Abstract

According to the Concept of State Family Policy approved in the Russian Federation, one of the significant measures that influenced the increase in the birth rate in the country was the provision of maternity (family) capital for families with children at the expense of the state budget. However, the application of the provisions established by special legislation, especially in terms of allocating a share in the acquired residential premises to minor children, caused problems of their practical implementation, arising not only during life, but also after the death of parents. The purpose of writing the article was to identify typical cases of participation of heirs in disputes arising in connection with the inheritance of residential premises acquired in whole or in part at the expense of maternal (family) capital. Special attention is paid to the problem of inheritance of residential premises after the death of a person who did not fulfil the obligation to allocate a share to minor children during his lifetime.
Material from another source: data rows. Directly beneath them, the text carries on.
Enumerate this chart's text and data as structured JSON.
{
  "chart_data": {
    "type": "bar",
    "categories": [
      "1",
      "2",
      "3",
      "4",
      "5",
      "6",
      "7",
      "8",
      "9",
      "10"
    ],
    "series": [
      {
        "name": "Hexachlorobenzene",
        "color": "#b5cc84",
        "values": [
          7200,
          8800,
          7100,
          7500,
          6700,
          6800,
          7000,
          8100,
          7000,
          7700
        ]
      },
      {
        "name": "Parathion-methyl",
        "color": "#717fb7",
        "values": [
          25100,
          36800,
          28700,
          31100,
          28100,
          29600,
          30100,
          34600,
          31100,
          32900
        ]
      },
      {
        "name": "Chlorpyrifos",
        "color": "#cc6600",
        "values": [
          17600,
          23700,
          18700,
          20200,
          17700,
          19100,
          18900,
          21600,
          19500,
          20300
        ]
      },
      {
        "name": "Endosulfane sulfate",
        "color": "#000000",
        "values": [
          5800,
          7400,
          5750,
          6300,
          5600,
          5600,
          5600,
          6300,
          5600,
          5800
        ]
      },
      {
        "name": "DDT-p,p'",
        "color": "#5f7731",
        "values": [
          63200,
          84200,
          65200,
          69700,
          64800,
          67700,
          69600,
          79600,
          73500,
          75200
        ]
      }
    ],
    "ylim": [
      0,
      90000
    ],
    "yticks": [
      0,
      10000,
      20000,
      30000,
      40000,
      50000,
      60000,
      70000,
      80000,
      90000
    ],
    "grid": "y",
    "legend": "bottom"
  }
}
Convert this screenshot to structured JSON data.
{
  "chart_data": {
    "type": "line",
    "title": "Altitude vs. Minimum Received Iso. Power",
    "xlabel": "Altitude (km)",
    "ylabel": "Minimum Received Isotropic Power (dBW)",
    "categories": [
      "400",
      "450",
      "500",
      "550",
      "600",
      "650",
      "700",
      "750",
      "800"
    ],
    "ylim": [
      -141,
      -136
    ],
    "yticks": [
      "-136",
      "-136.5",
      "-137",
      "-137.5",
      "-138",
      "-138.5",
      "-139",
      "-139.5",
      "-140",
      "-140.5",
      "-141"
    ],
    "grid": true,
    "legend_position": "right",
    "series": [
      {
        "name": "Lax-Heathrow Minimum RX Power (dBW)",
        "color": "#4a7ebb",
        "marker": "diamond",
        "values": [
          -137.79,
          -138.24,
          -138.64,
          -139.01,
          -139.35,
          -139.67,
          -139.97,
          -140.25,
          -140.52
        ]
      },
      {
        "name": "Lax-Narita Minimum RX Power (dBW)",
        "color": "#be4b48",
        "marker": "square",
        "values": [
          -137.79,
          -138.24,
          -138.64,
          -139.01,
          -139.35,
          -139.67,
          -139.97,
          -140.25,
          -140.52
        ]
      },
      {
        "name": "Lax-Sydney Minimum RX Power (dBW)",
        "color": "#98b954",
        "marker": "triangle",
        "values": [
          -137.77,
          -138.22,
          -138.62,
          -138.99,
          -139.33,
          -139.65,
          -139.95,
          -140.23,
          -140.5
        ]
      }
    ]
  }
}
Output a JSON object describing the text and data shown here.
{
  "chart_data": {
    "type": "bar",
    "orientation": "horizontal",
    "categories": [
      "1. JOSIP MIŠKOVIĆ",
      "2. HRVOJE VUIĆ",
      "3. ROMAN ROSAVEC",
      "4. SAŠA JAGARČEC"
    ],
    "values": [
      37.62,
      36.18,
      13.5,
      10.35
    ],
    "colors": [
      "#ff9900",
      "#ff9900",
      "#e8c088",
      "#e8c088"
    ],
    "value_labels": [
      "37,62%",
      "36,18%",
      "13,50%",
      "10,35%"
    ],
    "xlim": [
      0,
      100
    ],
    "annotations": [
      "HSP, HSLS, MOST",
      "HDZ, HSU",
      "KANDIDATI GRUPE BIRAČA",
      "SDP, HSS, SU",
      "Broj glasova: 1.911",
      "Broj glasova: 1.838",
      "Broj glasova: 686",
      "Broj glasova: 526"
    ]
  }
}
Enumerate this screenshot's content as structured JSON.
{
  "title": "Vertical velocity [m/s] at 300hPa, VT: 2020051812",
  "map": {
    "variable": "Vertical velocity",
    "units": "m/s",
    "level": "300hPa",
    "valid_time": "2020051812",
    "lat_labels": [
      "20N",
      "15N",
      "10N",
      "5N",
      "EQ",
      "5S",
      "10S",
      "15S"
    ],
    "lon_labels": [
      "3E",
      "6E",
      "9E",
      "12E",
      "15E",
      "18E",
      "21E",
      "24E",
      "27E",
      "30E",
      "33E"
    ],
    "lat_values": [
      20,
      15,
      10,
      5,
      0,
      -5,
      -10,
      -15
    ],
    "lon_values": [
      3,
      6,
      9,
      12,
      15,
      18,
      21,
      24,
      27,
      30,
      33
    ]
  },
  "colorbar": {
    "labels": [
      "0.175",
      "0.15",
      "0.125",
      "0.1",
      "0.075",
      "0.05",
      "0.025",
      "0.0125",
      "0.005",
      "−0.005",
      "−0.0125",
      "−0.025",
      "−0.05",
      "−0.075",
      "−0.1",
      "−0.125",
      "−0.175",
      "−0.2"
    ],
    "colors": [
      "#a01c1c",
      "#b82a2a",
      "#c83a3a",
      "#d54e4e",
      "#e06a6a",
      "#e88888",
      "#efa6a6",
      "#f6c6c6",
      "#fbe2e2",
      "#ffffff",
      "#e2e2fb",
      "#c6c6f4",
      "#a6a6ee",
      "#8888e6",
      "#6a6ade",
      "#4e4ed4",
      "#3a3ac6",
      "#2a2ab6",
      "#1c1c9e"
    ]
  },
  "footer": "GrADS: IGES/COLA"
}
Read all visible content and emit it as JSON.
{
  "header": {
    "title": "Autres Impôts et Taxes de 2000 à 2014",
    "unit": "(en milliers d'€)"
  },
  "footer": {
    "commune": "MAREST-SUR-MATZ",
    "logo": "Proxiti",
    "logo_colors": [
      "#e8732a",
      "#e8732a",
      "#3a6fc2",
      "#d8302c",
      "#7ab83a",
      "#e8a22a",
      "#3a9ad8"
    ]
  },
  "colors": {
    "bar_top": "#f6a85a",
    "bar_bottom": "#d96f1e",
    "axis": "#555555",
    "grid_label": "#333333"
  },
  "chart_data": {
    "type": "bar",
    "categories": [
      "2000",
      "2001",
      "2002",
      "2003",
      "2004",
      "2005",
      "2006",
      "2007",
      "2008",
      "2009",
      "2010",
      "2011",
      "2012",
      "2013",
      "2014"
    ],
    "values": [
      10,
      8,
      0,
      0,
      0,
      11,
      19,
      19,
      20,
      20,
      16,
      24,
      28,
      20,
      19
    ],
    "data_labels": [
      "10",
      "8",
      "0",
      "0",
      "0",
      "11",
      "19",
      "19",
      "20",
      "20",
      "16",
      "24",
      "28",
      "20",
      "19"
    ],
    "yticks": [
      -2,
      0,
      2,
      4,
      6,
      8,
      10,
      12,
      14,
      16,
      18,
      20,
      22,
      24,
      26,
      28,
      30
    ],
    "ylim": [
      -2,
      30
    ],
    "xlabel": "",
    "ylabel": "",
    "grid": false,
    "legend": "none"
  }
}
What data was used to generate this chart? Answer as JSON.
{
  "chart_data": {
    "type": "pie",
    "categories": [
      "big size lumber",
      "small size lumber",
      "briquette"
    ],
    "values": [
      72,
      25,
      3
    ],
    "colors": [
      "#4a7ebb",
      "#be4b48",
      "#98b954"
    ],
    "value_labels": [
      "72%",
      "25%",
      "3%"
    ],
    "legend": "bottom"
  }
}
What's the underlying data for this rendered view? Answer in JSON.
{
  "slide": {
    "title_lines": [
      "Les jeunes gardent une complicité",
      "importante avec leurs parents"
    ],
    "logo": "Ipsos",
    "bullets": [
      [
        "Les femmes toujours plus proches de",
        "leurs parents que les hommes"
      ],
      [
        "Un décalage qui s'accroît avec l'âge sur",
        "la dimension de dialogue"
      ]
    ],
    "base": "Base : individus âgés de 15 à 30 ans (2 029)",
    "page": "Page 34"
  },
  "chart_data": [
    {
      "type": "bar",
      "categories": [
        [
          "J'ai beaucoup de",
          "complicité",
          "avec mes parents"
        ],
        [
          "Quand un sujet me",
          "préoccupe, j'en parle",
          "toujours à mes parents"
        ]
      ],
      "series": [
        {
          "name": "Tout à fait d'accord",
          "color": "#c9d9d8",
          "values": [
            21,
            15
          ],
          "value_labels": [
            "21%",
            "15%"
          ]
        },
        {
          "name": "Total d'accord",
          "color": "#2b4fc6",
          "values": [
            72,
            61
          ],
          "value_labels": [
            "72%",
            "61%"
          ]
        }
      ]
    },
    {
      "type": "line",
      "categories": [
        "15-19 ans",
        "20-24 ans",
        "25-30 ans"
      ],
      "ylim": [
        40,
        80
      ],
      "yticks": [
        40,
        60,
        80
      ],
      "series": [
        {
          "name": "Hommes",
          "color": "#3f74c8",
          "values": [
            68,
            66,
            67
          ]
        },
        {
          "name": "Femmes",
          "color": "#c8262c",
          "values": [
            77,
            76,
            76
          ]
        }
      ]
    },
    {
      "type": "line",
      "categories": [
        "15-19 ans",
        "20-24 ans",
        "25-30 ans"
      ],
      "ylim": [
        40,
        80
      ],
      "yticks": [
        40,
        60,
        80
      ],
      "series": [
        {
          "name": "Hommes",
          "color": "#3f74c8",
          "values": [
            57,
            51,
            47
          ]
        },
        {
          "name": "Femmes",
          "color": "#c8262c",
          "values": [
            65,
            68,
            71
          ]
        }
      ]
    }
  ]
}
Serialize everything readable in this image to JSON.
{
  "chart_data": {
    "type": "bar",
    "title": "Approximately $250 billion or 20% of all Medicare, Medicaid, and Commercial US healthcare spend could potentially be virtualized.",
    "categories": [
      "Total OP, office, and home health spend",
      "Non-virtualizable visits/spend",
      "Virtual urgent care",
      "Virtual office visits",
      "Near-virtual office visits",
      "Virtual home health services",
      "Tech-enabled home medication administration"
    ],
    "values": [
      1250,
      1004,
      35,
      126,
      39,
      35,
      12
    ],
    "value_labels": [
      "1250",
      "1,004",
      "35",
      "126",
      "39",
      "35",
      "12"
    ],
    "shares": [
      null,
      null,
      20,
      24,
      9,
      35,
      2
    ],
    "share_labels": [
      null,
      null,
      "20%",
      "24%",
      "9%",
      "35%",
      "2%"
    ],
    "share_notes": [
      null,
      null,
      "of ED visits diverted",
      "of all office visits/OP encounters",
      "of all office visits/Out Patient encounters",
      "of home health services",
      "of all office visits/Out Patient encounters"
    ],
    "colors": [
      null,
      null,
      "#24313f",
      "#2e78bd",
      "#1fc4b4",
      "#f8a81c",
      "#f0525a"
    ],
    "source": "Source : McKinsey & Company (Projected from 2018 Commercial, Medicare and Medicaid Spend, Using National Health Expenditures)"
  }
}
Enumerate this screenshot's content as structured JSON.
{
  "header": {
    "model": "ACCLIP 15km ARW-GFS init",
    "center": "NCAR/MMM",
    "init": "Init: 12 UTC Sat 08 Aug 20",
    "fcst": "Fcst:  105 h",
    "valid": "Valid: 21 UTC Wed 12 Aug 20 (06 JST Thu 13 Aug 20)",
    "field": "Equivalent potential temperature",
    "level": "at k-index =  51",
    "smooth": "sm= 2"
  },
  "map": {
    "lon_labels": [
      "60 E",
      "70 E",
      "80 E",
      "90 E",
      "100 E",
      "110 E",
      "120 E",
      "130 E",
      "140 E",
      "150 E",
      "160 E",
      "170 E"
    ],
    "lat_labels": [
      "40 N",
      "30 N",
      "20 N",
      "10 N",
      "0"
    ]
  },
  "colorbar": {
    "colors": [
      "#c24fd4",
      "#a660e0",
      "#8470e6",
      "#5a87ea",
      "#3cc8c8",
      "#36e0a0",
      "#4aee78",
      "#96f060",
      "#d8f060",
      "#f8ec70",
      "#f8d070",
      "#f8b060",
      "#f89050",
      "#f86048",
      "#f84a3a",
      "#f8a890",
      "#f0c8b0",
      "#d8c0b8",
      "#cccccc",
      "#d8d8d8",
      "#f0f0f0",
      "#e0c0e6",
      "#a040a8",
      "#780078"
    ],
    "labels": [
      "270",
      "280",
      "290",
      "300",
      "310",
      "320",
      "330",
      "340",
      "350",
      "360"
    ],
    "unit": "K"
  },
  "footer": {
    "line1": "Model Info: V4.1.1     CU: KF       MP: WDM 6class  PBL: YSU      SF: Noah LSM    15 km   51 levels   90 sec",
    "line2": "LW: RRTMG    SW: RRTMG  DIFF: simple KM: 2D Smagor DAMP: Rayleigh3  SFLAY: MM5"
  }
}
At present, both in science and in the law enforcement sphere, a judgement has been formed on the need to refuse heirs to issue a certificate of inheritance in part of the residential premises acquired at the expense of the maternal (family) capital, before determining the shares of both heirs and the deceased parent in court. This approach is based on a misunderstanding of the legal nature of the obligation to allocate shares to minor children. The author makes a conclusion about the termination of an unfulfilled public duty by the death of a person and the impossibility of applying the norms of the law of obligations.